Час от часу не легче! Насколько мне не изменяет память, Шацкая у нас балерина недоделанная. Мы запишемся на балет? Представив себе Пашку и Буравчика в пачках и белых колготках, я негромко засмеялась.
– Ты чего? – озадаченно спросил Пашка.
– Ой! – хрюкнула я от смеха. – Представила себе просто… Смешно!
– Что смешного в боксе?
– В боксе? – тут же озадачилась я. – Уля занимается еще и боксом? Я думала, балетом.
– Она и балетом занимается, – кивнул Паша. Конечно, наш пострел везде поспел. И швец, и жнец, и на дуде игрец… С этой Шацкой все пословицы и поговорки переберешь.
Действительно, почему бы Ульяне и на ринг после сцены не выйти?
– Не пойдем же мы с Буравиным на танцы, – продолжил рассуждать Долгих.
– Но я не хочу боксировать, – запротестовала я. Воображение тут же нарисовало мой портрет с подбитым глазом. – Я вообще против драк.
– Мы придем на одно пробное занятие, чтобы подружиться с Улей, – успокоил меня Пашка. – Сейчас лекций практически нет, одни консультации. Где ты прикажешь мне ее вылавливать?
Сказала бы я где… А серьезно Пашка за дело взялся. Значит, сильно его Шацкая зацепила.
– Слушай, Ковалева, а есть что-нибудь холодненькое попить? – спросил Паша.
Конкретно у меня ничего подходящего не было. Но я, занятая своими мрачными мыслями, словно робот, поднялась из-за стола и направилась к холодильнику.
– Газированный квас, – протянула я пластиковую бутылку парню.
– То что нужно, – обрадовался Пашка. А затем озадаченно произнес: – Правда, тут записка: «Не трогать! Мое! Убью! Не шучу!»

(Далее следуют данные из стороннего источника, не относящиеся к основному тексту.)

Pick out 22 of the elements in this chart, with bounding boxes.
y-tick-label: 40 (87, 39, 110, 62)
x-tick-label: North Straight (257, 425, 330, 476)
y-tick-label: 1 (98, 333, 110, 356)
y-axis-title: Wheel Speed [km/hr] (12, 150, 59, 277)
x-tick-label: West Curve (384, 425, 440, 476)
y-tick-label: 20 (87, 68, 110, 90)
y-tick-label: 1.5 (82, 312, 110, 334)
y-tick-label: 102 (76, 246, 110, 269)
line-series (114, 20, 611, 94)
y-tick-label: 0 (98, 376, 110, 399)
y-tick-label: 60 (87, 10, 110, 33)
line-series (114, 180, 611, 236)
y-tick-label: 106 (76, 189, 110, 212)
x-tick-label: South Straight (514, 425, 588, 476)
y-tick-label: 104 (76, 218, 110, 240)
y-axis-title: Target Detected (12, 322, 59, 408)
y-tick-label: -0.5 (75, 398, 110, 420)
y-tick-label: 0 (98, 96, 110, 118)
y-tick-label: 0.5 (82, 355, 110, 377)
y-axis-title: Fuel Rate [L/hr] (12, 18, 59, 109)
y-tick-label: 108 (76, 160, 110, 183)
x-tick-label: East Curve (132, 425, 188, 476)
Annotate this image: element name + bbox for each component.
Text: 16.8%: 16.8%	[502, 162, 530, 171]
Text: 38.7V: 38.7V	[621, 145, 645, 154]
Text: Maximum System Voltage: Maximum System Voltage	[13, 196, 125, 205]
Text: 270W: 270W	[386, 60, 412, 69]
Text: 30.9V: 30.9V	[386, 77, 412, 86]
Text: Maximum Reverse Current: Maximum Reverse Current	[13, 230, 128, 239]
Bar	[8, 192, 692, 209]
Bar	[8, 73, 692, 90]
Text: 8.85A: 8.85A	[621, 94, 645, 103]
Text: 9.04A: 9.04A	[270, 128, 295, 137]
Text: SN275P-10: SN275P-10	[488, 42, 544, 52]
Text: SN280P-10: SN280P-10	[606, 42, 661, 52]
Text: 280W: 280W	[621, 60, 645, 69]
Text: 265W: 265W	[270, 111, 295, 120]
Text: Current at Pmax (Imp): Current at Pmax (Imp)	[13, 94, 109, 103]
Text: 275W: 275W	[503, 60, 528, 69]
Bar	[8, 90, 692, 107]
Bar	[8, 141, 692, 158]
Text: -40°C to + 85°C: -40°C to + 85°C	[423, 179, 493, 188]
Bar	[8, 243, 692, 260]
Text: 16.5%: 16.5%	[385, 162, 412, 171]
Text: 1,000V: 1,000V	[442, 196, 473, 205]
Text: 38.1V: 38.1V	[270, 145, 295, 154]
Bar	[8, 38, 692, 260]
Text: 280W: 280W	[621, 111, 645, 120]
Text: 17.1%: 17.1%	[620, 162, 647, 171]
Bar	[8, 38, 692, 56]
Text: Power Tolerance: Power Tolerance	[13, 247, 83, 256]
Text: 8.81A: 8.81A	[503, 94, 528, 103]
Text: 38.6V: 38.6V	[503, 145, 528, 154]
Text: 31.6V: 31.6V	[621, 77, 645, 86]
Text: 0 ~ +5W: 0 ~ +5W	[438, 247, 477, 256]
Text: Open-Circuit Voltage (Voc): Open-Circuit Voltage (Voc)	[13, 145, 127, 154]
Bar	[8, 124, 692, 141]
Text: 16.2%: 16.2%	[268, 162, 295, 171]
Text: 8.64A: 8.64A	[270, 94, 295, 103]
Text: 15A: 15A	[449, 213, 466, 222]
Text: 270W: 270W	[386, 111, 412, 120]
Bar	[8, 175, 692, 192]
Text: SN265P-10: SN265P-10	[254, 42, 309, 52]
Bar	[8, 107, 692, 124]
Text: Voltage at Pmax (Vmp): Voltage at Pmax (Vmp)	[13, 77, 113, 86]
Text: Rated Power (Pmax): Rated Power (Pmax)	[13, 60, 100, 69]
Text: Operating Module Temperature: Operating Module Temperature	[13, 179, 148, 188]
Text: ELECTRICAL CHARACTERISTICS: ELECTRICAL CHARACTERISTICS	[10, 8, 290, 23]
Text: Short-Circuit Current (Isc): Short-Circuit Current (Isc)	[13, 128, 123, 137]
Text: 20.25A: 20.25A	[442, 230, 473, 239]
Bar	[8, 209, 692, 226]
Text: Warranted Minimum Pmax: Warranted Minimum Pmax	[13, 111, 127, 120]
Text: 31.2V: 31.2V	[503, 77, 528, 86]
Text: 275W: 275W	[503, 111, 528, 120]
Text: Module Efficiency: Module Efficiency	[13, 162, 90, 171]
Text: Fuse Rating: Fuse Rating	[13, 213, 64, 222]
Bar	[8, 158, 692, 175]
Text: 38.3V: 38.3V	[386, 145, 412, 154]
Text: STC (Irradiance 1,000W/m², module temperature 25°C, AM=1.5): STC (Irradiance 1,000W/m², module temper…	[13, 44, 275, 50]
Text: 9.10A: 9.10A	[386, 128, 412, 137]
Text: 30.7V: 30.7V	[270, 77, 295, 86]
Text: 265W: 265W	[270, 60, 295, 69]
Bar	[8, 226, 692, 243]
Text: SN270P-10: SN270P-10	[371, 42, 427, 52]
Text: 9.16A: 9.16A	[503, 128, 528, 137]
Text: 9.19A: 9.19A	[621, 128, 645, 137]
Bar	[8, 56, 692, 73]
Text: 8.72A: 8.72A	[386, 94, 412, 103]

– А! – я махнула рукой. – Да это Гошки-говеш… Георгия Олеговича то есть. У нас с ним такие классные отношения, он поймет, простит и не будет сердиться.
Как я «простила» его за съеденное яблоко…
Пашка жадно пил квас прямо из горлышка, поглядывая при этом на меня. Я тоже не отводила от друга внимательного взгляда. Танцующее пламя свечи озаряло красивое лицо Долгих. И время снова замерло. Но счастье в моем случае – штука мимолетная и хрупкая. Одно упоминание о сопернице – и… дзынь! А сейчас мне нравилось сидеть напротив и просто молчать.
Утолив жажду, Паша поставил бутылку на стол и, подперев голову, еще пару секунд смотрел на меня. А потом негромко сказал:
– Спасибо тебе, Поля.
– За что? За квас? – тихо спросила я.
– За то, что согласилась помочь.
– А для чего еще нужны друзья? – улыбнулась я.